What's the general rule?

Look at how the signal repeats with and without zeros and choose the place that distorts the signal the least.

What does it mean?

  • In the case of a real, discrete and aperiodic time-space signal, there is a causal relationship between the value at n and the value at n+1. So all these values should be considered as a bloc, adding zeros in the middle would distort it. Here is an obvious reason from your code, you had a proper Gaussian, not something like this:

enter image description here

  • In the case of your convolution kernel, it's a bit more complicated. What do the last taps (second half) mean?
    • In the aperiodic DTFT (i.e. linear convolution, as opposed to circular), these mean that the convolved values depends of both [n, n+1, n+2, ...] (as expected) but also [len - 1, len - 2, len - 3, ...] (where len corresponds to the end of the array without padding). This "classical" linear convolution can be simulated by padding the end/beginning of the signal.
    • In the periodic DFT (circular convolution), the taps of the second half actually correspond to the values [n-1, n-2, n-3, ...] (not the values by the end of the signal).

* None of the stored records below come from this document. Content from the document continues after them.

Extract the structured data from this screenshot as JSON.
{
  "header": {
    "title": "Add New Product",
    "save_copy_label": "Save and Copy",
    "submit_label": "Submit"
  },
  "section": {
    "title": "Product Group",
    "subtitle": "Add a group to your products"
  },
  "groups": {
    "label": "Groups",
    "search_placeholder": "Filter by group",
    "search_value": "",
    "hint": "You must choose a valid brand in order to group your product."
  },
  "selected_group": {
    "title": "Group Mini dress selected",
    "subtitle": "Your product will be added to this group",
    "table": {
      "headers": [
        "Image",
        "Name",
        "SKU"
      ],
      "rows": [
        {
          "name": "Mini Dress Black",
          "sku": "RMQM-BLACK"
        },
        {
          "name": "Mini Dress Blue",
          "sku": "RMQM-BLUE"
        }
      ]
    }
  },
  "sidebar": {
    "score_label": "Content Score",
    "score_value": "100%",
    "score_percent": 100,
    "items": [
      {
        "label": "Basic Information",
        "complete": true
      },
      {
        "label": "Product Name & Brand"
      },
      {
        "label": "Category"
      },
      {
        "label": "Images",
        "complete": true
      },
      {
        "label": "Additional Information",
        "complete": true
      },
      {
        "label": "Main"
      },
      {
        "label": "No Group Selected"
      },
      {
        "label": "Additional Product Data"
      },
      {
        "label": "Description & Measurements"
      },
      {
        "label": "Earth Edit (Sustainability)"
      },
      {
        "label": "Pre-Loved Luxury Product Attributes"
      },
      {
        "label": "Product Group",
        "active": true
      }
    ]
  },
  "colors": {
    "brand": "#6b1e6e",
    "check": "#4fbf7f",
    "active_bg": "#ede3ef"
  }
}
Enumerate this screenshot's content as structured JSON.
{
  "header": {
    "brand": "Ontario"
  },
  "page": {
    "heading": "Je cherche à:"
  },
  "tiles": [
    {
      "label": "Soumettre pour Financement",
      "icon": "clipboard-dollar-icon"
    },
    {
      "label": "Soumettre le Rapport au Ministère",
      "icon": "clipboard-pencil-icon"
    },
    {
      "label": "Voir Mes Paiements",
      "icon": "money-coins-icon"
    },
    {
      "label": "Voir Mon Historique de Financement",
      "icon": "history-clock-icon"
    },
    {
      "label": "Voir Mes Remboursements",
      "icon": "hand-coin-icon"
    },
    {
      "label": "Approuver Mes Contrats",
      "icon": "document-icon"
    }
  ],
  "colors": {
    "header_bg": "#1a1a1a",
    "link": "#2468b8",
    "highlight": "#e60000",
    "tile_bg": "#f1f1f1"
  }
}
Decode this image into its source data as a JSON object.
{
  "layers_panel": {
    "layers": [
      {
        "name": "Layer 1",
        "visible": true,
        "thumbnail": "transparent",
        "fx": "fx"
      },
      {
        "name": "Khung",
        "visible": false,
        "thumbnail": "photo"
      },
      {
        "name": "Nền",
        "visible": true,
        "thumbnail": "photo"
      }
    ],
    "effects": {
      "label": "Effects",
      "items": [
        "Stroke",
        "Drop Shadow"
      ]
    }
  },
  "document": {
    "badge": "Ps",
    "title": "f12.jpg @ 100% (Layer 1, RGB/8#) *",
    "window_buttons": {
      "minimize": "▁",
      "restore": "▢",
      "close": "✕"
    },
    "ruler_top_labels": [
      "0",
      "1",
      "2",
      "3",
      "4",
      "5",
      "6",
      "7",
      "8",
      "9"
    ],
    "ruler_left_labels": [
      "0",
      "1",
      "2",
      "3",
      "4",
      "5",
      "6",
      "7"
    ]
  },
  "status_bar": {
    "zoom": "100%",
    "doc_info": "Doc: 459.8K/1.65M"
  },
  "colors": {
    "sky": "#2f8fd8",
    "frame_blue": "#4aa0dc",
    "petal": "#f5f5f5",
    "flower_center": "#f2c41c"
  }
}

np.convolve and bunch try to do a "classical" linear convolution while you seem to want a non-classical one (zeros added in the middle). Here is a comparison: enter image description here

As I understood, the actual kernel you want is the one described in "your kernel".

You can easily get the right kernel by fftshifting:

kern = np.fft.fftshift(kern)

This has the effect of centering your DC (using linear phase shifting) and then you can just pad zeros at the beginning/end as much as you wish and use the standard convolution/filtering tools.


In the end, this was an interesting question: people usually just pad blindly using convolution functions or options from the FFT transform without ever wondering what they are doing. Some even put fftshifts out of habit every time they deal with anything resembling a kernel.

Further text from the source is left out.